Here in The Phoblographer, we put the spotlight on a lot of impressive conceptual portraits, especially those with a touch of the otherworldly. The latest of these are by Keren Stanley, a self-taught fine art and conceptual photographer who builds alternate worlds rooted in reality. Today, let’s join her explorations of beauty and pain, addictions, and the transient nature of identity through surreal photography.
South Africa-based Stanley discovered photography quite by accident when a friend encouraged her to study it. She jumped at the chance, wanting some direction and something to focus on. “Photography made some sense. Since I was a child, I had always wanted to evoke emotion in others and have always been drawn to film, and so I bought an entry level Canon 1000D 6 years ago and just began shooting.”
Soon, she found her biggest artistic influencers in Joel Robison, Laura Makabresku, and Brooke Shaden. She also grew to love the work of Kristina Kashtanova whose creativity she described as literally knowing no bounds.
Today, Stanley uses a Canon 5D mk1 with a 50mm prime lens — nothing fancy but it allows her to create what she sees in her mind. She creates for the honest, simple, and “cut-the-bullshit” answer: because she enjoys it.
“Because I am human and, like you, I have the innate need to express and make sense of my internal universe. To create. Because I like making beautiful things.” Otherwise, she becomes depressed and uncentered.
“Everything we create, from our careers, relationships, actions or words we speak, is always a reflection of ourselves. Nowhere is this more visible or more keenly felt than in the art we create. My life journey is the context for my art.”

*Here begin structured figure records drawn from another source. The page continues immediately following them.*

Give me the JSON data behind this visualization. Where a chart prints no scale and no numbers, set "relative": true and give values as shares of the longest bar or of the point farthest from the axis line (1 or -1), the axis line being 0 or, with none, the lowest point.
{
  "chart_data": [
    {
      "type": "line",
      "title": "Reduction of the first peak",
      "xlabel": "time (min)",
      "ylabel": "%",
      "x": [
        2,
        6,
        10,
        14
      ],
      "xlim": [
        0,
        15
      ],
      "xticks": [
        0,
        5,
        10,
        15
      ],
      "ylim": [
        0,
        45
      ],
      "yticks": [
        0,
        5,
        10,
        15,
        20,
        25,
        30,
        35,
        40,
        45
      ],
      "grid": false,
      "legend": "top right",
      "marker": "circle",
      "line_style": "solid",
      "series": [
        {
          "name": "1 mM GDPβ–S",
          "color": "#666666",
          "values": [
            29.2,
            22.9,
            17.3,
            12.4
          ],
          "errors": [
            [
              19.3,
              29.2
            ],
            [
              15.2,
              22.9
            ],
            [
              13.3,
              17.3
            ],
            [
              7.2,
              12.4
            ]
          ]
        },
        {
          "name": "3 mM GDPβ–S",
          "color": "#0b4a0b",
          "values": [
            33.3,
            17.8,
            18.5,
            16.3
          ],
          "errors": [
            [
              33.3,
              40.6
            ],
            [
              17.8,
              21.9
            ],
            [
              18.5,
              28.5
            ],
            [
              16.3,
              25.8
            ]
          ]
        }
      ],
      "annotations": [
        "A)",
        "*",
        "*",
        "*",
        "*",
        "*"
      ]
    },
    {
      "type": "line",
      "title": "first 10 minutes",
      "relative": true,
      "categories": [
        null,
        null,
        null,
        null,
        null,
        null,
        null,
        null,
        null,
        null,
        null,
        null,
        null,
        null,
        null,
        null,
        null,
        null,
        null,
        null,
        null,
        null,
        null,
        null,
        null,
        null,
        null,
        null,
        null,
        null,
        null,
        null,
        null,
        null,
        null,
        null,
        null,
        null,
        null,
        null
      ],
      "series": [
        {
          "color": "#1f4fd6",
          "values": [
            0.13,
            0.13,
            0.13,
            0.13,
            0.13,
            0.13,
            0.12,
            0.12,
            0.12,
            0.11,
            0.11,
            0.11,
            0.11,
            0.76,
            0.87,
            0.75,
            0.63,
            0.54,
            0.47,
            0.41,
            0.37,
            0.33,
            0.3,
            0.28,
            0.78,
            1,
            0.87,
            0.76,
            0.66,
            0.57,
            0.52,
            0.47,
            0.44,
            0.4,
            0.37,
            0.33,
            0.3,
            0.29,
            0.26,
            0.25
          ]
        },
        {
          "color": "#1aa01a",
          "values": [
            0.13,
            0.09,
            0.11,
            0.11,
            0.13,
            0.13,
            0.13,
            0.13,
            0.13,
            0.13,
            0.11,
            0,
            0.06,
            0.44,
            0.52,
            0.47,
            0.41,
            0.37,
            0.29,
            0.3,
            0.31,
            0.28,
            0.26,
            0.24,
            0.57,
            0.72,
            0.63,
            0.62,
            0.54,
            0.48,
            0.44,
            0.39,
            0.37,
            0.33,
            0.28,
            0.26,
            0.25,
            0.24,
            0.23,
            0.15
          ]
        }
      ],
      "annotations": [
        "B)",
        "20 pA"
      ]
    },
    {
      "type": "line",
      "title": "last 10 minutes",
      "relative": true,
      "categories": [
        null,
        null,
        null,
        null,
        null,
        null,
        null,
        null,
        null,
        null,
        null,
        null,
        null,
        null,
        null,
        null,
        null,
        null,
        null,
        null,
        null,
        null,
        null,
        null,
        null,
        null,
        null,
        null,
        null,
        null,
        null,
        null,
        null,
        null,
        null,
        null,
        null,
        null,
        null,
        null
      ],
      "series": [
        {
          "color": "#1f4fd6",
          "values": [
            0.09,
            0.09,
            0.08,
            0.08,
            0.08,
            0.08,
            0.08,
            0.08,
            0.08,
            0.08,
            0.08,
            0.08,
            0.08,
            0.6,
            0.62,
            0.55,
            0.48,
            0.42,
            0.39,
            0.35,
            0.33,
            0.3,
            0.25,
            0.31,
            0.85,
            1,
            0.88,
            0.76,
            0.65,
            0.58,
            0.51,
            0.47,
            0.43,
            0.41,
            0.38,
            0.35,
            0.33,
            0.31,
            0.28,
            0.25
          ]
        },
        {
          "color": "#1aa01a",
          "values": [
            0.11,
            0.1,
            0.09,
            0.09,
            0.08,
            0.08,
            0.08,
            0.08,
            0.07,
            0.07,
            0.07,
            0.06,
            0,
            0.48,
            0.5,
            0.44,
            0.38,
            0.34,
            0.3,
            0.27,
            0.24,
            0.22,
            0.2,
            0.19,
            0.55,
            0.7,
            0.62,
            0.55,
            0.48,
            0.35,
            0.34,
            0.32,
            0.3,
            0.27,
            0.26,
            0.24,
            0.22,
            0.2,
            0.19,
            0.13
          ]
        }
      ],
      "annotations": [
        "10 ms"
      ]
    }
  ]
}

Relating more with being a creator than a documenter, she found that her love for film has enabled her to “spend a lot of time daydreaming about worlds not unlike this one, with maybe a bit more magic Photoshopped in.”
“Once I’m inspired to create something, I’ll draw it out very roughly, noting down keywords that I’d like to convey, like violence, grace, transformation, etc. and then plan it logistically. Location, wardrobe, props if any, then head out to shoot. I shoot almost exclusively in the ‘magic hour’, that time when the suns just dipped below the horizon and there aren’t any harsh shadows or sunshine.”
For photographers like Stanley, emotive photography is a tool for their continuous exploration of their identity and everything that shapes them. As a consequence, she believes it “purifies” her of everything that isn’t part of who she is, and makes her art more authentic.
“In a way, this is not just my story but the human story. The story of releasing the societal constructs, labels, identities and influences, painful experiences, disappointments and shame to remember who we really are, in our truest forms. And in so doing reclaim our creativity, to express ourselves creatively in all aspects of our lives.”